Joel Griffith, an administrator of Prevent Child Abuse Kentucky, recommended that the group start a subcommittee to consider the panel's staffing needs and develop a budget proposal.
The Justice and Public Safety Cabinet provides one staff member to the panel, but only 25 percent of that person's time is spent on the panel's business. The Cabinet for Health and Family Services, which provides the case files reviewed by the panel, also offers staff assistance.
Covington said the panel needs a full-time staffer who can help summarize case files for the group and track down records. Michigan provided state funding for the position, she said.
Griffith also recommended Monday that the group meet more often than quarterly so it can do a more thorough review of child abuse deaths and generate meaningful recommendations. The group will meet again in November, December and January. The November meeting will focus on completing the group's Dec. 1 report.
Kentucky is one of several states that have created external review panels in recent years to evaluate their child-protection systems, Covington said.
Colorado and Tennessee recently passed legislation creating review panels.

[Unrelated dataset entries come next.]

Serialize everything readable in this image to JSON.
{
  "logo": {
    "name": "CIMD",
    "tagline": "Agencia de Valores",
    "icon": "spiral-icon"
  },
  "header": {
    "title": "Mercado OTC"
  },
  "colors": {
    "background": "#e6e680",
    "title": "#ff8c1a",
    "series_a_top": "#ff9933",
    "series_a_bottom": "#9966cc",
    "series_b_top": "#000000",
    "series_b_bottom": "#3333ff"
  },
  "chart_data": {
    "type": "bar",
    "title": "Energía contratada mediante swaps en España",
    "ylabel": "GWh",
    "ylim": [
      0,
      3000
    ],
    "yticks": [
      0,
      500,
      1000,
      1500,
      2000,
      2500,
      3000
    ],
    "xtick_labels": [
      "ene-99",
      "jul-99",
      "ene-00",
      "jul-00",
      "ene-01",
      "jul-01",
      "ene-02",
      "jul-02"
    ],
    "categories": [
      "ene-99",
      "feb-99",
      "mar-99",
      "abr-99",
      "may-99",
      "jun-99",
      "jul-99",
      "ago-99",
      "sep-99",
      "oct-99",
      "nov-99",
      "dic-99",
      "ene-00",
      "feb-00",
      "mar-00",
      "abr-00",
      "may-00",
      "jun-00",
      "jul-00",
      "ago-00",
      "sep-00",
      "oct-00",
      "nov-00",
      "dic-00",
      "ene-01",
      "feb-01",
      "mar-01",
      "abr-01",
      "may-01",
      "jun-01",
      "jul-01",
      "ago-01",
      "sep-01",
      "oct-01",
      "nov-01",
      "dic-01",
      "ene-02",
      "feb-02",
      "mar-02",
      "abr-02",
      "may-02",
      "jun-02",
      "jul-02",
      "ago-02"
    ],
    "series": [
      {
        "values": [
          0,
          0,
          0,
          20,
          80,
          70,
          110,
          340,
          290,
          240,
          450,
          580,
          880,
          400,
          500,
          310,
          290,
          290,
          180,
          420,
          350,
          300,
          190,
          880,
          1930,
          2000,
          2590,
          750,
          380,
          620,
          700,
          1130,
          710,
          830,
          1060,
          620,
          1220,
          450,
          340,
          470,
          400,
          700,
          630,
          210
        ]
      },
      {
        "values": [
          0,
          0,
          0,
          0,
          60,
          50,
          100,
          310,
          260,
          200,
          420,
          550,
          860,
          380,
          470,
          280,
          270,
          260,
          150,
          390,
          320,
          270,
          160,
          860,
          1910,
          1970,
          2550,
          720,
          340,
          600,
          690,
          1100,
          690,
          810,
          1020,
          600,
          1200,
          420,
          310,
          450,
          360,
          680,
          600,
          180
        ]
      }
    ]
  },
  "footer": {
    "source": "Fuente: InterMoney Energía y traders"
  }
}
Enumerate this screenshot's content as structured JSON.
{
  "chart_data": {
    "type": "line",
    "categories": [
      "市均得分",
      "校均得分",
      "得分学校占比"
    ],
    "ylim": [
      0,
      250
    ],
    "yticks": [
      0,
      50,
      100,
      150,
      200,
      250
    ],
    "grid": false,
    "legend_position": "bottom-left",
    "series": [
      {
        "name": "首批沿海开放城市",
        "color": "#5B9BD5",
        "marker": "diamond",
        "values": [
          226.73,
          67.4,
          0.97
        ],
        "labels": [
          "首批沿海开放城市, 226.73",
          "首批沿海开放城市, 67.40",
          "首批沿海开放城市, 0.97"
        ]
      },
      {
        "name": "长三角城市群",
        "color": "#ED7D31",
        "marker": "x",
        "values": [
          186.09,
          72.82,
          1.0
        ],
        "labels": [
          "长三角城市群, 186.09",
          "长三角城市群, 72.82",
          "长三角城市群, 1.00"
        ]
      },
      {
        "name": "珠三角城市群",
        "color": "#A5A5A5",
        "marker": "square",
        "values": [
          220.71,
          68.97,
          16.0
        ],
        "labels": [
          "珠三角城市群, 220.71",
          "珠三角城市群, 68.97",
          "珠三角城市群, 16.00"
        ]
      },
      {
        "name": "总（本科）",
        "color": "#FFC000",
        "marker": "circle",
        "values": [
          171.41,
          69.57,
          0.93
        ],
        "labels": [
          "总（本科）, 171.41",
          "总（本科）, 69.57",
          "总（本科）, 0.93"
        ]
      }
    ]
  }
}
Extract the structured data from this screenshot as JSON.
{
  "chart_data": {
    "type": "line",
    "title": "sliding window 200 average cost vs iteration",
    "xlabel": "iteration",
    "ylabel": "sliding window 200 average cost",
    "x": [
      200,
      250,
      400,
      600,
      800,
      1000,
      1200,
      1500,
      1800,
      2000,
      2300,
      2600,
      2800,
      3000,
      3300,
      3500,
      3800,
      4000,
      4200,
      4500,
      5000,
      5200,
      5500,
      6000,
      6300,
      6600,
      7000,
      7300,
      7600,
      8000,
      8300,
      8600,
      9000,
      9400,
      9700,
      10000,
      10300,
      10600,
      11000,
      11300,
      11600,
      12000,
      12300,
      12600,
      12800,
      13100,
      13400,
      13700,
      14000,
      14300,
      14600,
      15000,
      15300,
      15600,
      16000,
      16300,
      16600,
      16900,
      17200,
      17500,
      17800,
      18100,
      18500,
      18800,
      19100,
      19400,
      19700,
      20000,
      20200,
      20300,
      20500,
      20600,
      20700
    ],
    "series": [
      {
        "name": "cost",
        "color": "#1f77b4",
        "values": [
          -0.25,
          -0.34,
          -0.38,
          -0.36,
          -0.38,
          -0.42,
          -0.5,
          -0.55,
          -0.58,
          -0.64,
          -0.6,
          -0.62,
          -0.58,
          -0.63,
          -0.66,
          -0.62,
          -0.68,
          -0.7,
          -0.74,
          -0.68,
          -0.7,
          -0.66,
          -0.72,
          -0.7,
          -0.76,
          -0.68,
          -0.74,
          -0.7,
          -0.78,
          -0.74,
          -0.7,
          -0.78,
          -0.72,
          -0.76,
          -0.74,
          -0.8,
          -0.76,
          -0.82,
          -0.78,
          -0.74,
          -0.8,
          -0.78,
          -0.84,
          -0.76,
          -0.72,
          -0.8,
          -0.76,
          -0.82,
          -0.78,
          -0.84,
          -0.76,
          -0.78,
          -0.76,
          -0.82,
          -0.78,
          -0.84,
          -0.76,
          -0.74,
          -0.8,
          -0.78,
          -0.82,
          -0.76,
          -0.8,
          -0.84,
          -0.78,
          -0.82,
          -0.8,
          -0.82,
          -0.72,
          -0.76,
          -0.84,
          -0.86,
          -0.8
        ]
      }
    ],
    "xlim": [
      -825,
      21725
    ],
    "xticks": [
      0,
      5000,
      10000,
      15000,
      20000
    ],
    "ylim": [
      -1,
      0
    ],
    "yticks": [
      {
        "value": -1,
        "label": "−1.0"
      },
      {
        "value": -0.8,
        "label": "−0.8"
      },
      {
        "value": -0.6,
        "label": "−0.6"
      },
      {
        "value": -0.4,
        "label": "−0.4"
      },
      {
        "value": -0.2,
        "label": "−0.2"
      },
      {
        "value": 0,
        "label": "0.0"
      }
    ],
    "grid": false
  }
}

Many of the panels were started after children's-rights groups or media companies filed lawsuits pushing for more transparency in the child-protection system. Kentucky's external review panel was started after the state's two largest newspapers — the Lexington Herald-Leader and The Courier-Journal of Louisville — sued the state to get child-protection records for children who died or were critically injured as a result of abuse or neglect.